Our Current System
Our current system of five days a week, six to seven hours a day ignores a basic truth: teenagers crave independence. Federal mandates, state laws, State Board of Education rules and standards, and local school district policies all combine to remove choices from teenage students.
Many students have stopped attending school. Rising absenteeism and outright dropout rates concern many officials. They are an indication that teenagers want something different.
Recently, EdChoice did a survey of teenage students. They found that over half of them would prefer a school week that was fewer than five days a week.
So, if this isn’t the right path, what is?
One high school principal I know indicated that he would love to change the way that we do school. He thinks that teenagers, with parents, should be in charge of the time, place, pace, and path of their learning.
Time, Place, Pace, and Path
Choice in when to learn: Not all teenagers are morning people. Yet most of them must wake up by 6 a.m. to be able to leave by 7 a.m. to get to school by 7:15 a.m. That is a schedule for someone who thrives in the morning. There have been numerous studies that high school should start later in the day, because teenagers need more sleep.
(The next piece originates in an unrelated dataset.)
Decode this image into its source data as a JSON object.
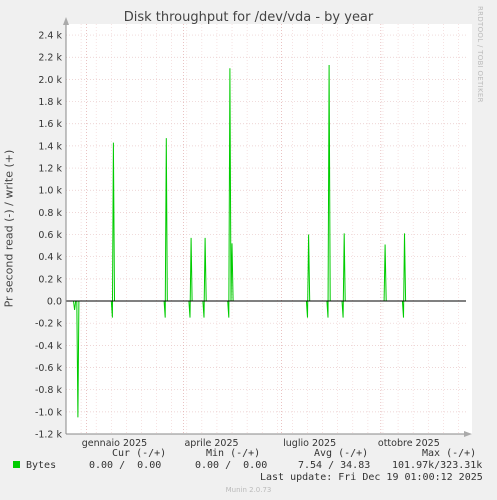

Allowing students to choose when to learn could be the solution.
Choice in where to learn: Is the classroom the best place to learn? That probably depends on the topic, right? Some learning could happen in the classroom, but sometimes it might be better to learn outside. In fact, some new models of learning are based upon this fact. Students spend 80 to 90 percent of their time outside in these models. And it is very helpful for students with autism or ADD.
In addition, some students are taking classes of interest outside of the school system. Classes like dance, music, coding, creative writing groups, and many others should “count” as learning in our school system.
Choice in how fast to learn: Some students need more time on a subject to really understand, while others need less time. And who those students are can change from subject to subject. Sometimes, students and adults want more time on a topic because they are interested. But regular bell schedules can artificially end those beautiful learning moments that students are having.
Choice in what to learn: We all have different abilities and aptitudes. It is far easier to dive deep into a subject that we love than one that we hate. This specialization can and should be encouraged. We need people who are great scientists, great authors, great artists, and great musicians. This can happen if we allow for choice in what to learn.
Teenagers want to study something meaningful. But what is meaningful to one is boring to another. We can change the way school looks for teenagers, but it requires us to trust parents and to trust students in deciding what, where, when, and how fast to learn.